Wednesday, February 2, 2011

Exorcise This

Watching a bunch of exorcism movies has taught me a great deal--namely, that the film that started the craze back in 1973--"The Exorcist"--was pretty much the best of the bunch and none of the others would be able to hold a candle to it. I also learned that demons prefer young women, they have foul mouths, and they spend an unnatural amount of time vomiting. In short, demons are basically teenage boys.

While the exorcists of the films have not thought to fight the demon with distracting video games and beer, I think I'd make a pretty good exorcist for the following reasons:

1) I have a much fouler tongue than any demon. Think you can faze me with that dirty talk, you young punk? I used to hang around gas stations--you're not ready for my level of profanity.

2) Once restrained to the bedposts, the girl that the demon possesses is basically confined to the room and unable to do much except maybe raise the bed a bit. Ooh, scary, the demon can basically do what a coin-operated vibrator bed can do in the cheaper motels. Yawn!

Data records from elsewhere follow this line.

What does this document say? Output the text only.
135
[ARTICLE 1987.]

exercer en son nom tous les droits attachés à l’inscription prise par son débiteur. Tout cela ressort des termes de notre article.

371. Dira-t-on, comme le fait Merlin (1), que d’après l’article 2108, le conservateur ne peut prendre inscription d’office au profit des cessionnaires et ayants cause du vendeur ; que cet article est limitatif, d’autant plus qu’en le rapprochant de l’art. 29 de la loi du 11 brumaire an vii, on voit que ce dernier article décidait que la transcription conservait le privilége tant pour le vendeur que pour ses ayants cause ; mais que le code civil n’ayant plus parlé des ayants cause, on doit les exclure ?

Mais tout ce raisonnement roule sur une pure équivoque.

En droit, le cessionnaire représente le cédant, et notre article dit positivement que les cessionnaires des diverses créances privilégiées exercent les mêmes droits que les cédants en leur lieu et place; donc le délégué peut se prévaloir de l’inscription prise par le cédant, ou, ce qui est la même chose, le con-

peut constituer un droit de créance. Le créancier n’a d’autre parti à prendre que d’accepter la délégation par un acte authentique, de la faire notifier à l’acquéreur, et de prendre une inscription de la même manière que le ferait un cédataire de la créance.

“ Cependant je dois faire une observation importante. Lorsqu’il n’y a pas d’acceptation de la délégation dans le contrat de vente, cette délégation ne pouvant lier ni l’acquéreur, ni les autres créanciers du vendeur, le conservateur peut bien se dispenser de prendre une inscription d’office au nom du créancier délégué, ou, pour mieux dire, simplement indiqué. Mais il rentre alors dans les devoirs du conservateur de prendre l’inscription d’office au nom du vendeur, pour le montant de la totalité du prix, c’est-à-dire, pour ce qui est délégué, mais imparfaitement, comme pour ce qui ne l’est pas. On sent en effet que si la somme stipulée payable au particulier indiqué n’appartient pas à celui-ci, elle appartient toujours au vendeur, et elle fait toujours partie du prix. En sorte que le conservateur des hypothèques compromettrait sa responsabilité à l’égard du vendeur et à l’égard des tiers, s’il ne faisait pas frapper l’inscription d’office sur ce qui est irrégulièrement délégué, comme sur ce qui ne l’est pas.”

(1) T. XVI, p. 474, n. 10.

3) I can wear a smock in case of projectile vomit. In fact, I might just suprise the demon by barfing on it myself! Then I'd be like "sorry dude, but the sight of vomit makes me sick, and I just had a LOT of chilli..."

4) I'd use the opportunity to ask some pressing questions, such as what will be the final score in the Super Bowl? If the devil is stuck in some girl, how can he be out causing floods and stuff? Is God really all that cool, or is he sort of hyped?

5) When reciting the various prayers and incantations, I'd slip in some dirty jokes to see if the devil can pick up on that.

6) I'm very empathetic, and maybe the devil just needs a friendly ear. We might even have a psychological breakthrough, where he realizes that all along, we was only possessing....himself.

7) I can try and trick the devil into getting into an empty bottle because "there's totally awesome souls in there that he's gotta check out" and once he gets in there just cork it up. Then put a label on the bottle reading "devil inside, literally, do not try to drink or open you jive fool" and put it on a shelf where I can only assume no one will ever get curious and open the damn thing.

8) I can do that thing where everything the devil says I repeat back. It gets annoying real quick and I'll bet the devil is no exception.